Social media platforms, the Labour leader said, were being misused by the industry and could make users “single-minded and pacified”.

The Scandinavian country already has a minimum age limit of 13 in place. Despite this, more than half of nine-year-olds, 58% of 10-year-olds and 72% of 11-year-olds are on social media, according to research by the Norwegian media authority.

The government has pledged to introduce more safeguards to prevent children from getting around the age restrictions – including amending the Personal Data Act so that social media users must be 15 years old to agree that the platform can handle their personal data, and developing an age verification barrier for social media.

“It sends quite a strong signal,” the prime minister told the newspaper VG on Wednesday. “Children must be protected from harmful content on social media.
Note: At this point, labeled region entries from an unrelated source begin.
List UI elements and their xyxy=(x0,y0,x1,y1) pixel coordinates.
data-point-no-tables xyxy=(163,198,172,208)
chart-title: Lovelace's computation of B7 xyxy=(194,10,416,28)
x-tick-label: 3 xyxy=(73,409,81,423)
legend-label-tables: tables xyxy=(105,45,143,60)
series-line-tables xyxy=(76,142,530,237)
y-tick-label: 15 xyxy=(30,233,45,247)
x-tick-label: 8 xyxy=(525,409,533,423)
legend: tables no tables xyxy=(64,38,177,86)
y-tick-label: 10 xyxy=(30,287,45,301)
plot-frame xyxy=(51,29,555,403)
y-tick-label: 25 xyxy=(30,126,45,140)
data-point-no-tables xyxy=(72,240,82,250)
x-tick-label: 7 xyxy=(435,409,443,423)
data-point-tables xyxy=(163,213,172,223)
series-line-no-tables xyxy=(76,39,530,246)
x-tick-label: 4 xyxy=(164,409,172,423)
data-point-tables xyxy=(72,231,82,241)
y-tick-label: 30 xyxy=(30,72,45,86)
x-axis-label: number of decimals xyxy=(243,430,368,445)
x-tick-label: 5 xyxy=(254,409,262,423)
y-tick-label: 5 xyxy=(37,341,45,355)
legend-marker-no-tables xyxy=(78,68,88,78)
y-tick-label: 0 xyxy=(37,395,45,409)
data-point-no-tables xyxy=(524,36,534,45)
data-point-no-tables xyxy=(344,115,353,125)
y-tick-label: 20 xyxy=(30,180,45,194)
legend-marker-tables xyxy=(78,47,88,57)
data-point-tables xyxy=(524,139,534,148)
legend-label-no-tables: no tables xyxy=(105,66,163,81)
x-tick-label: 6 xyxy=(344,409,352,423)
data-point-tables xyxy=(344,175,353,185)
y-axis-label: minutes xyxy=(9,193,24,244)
These are big tech giants pitted against small children’s brains. We know that this is an uphill battle, because there are strong forces here, but it is also where politics is needed.”

While he said he understood that social media could offer lonely children a community, self-expression must not be in the power of algorithms. “On the contrary, it can cause you to become single-minded and pacified, because everything happens so fast on this screen,” he added.

The minister for children and families, Kjersti Toppe, in Stavanger meeting parents campaigning for stricter online regulation for children, said the measure was also intended to help parents. “It is also about giving parents the security to say no. We know that many people really want to say no, but don’t feel they can.”

She said the government was investigating methods of enforcing such restrictions that did not intervene with human rights, such as the requirement for a bank account.

Australia has also announced a social media ban for younger teenagers and children, saying it would block children from social media and other digital platforms. The age limit has not yet been decided but it is likely to be between 14 and 16.

France is trialling a ban on mobile phones at school for pupils up to the age of 15. If successful, it could be introduced nationwide from January.